He furthermore relates with appalling circumstantiality, that at a select “hop” after our performances in some quiet little city, my attention was attracted by a very pretty young lady who seemed to be the belle of the evening. With the interested swagger of a young blood of thirteen years, I asked who that “fine girl” was. I was told that she was a certain Miss So-and-so, whom for the sake of Mr. Booker’s story, we will call Miss Brown; and that she was of a very respectable family in that city.
Now it happened in the course of our wanderings that, from motives of curiosity, charity, and advertisement combined, we always visited the state-prisons which chanced to be in our route, and sang and played to the prisoners, generally while they were assembled at dinner. And I may add here, by way of parenthesis, that never elsewhere have I witnessed so wonderful an illustration of the power of music as greeted us on such occasions. Hundreds would change from laughter to tears, and from tears to laughter again, as the song or strain was merry or sad. Two or three weeks before the time of Mr. Booker’s story we had, he says, visited one of these prisons, and we had all become very much interested in the case of a handsome young fellow who had just been brought there for some crime committed while under the influence of liquor.
As soon as I heard the young lady’s name, I remembered all about this unfortunate young fellow; and, especially, that he bore the same surname and came originally from that very town, although he had been convicted in another State. I found by inquiry that she, the handsome young lady, and life of the whole company, was the sister of the criminal. It was very plain that she had not yet heard of her brother’s misfortune.

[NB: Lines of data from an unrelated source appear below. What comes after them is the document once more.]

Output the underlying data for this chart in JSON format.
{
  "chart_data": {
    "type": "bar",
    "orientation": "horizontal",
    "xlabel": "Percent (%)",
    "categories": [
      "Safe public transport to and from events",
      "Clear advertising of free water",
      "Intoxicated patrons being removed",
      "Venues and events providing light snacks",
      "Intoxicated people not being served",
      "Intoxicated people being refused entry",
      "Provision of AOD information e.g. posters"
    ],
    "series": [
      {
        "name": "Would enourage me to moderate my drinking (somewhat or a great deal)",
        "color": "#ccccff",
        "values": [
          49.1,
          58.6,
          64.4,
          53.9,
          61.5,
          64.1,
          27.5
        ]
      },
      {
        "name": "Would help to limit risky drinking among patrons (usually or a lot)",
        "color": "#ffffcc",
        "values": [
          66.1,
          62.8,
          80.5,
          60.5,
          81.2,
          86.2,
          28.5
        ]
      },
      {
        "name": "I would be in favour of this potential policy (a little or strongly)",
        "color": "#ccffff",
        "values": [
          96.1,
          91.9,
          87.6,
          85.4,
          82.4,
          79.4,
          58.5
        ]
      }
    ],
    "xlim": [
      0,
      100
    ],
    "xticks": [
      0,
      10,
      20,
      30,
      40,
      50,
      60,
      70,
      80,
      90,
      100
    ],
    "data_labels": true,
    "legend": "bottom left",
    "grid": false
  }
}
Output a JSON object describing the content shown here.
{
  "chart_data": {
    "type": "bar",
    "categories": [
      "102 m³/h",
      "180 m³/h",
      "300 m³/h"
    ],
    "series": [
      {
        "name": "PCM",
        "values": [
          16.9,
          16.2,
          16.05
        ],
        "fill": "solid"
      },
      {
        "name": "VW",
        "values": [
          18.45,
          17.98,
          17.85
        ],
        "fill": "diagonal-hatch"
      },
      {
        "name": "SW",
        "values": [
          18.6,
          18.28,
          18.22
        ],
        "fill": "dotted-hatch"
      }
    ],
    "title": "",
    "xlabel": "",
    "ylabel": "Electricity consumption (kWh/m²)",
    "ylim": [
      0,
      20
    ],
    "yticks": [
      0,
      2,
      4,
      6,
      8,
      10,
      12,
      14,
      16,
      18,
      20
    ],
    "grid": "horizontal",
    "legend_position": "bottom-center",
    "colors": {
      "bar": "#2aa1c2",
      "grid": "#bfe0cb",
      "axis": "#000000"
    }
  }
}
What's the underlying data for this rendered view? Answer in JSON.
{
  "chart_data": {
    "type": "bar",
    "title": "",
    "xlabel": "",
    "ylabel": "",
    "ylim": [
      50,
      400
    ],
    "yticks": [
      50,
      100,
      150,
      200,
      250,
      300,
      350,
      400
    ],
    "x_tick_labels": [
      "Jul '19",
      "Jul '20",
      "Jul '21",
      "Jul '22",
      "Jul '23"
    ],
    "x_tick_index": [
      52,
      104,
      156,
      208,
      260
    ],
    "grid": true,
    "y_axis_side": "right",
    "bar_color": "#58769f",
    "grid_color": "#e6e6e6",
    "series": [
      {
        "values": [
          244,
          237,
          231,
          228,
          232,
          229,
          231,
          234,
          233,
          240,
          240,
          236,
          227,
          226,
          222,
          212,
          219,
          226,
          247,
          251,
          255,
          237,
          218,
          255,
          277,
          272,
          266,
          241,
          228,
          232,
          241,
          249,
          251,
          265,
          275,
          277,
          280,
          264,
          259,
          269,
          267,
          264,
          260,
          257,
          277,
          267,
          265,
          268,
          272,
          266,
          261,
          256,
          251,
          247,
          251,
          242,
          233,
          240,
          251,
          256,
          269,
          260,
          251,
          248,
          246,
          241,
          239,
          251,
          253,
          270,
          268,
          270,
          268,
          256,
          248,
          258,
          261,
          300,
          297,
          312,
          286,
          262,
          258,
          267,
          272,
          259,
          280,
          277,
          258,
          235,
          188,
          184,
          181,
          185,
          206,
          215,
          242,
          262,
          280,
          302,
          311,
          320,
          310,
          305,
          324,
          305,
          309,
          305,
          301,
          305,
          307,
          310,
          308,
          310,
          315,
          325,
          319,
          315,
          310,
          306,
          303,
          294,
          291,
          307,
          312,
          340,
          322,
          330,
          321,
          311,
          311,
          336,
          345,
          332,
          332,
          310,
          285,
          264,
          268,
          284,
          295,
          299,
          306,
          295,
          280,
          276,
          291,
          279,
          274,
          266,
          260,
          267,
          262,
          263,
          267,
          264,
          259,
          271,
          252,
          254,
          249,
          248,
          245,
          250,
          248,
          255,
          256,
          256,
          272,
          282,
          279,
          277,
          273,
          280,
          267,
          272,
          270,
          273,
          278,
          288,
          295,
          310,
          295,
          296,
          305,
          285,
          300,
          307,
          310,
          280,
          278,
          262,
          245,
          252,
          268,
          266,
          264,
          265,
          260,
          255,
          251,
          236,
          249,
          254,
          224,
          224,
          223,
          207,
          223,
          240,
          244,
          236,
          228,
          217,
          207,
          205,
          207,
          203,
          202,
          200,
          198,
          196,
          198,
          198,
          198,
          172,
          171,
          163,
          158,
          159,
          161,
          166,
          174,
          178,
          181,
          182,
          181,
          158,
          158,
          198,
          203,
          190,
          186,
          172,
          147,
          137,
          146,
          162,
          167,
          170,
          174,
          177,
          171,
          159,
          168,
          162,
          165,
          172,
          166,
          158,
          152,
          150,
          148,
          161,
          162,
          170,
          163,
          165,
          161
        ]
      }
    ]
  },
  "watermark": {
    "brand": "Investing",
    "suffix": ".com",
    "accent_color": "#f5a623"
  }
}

Then, according to Mr. Booker’s account, I obtained an introduction to her; and, boy-like, in the honest but inconsiderate delight of being the first to bear her news which she, doubtless, would want to hear, I said,—“Miss Brown, Miss Brown, your brother’s in the penitentiary!”
The young lady swooned, of course, and was borne home by her friends.
Mr. Booker always adds, at this place, that I ought to have been taken out and thrashed,—an opinion in which I should agree heartily if I did not doubt the truth of the whole story.
CHAPTER VI.
“THE MITCHELLS.”
DURING the time I was waiting for another engagement I wandered to a large Western city, and took board in a respectable private family. There were three unmarried daughters in this household, the youngest of whom could not, I think, have been less than twenty-six years old. Notwithstanding the disparity of our ages, my memory is very much at fault if I was not in love with all three of these ladies at once. Nothing else, at least, could account to me now for the regularity with which I conducted this mature trio to theatres and concerts. From their readiness to go four and five evenings a week, I am also led to conclude that they individually and collectively encouraged my suit.
What names these three weird sisters bore, and how they looked, are matters which have long since escaped me; but the alacrity with which they would go to ice-cream saloons in the afternoon, or to places of amusement in the evening, at my expense, made such an impression on my purse at the time that I have not forgotten it, as you see, to this day.
I know not in what this state of affairs would have ended, had it not been for a professional engagement tendered me in the midst of my prodigality. Before leaving that city, I have a faint remembrance of having formed one of a band of two or three who undertook to furnish the amusement for a “Grand Gift Enterprise.”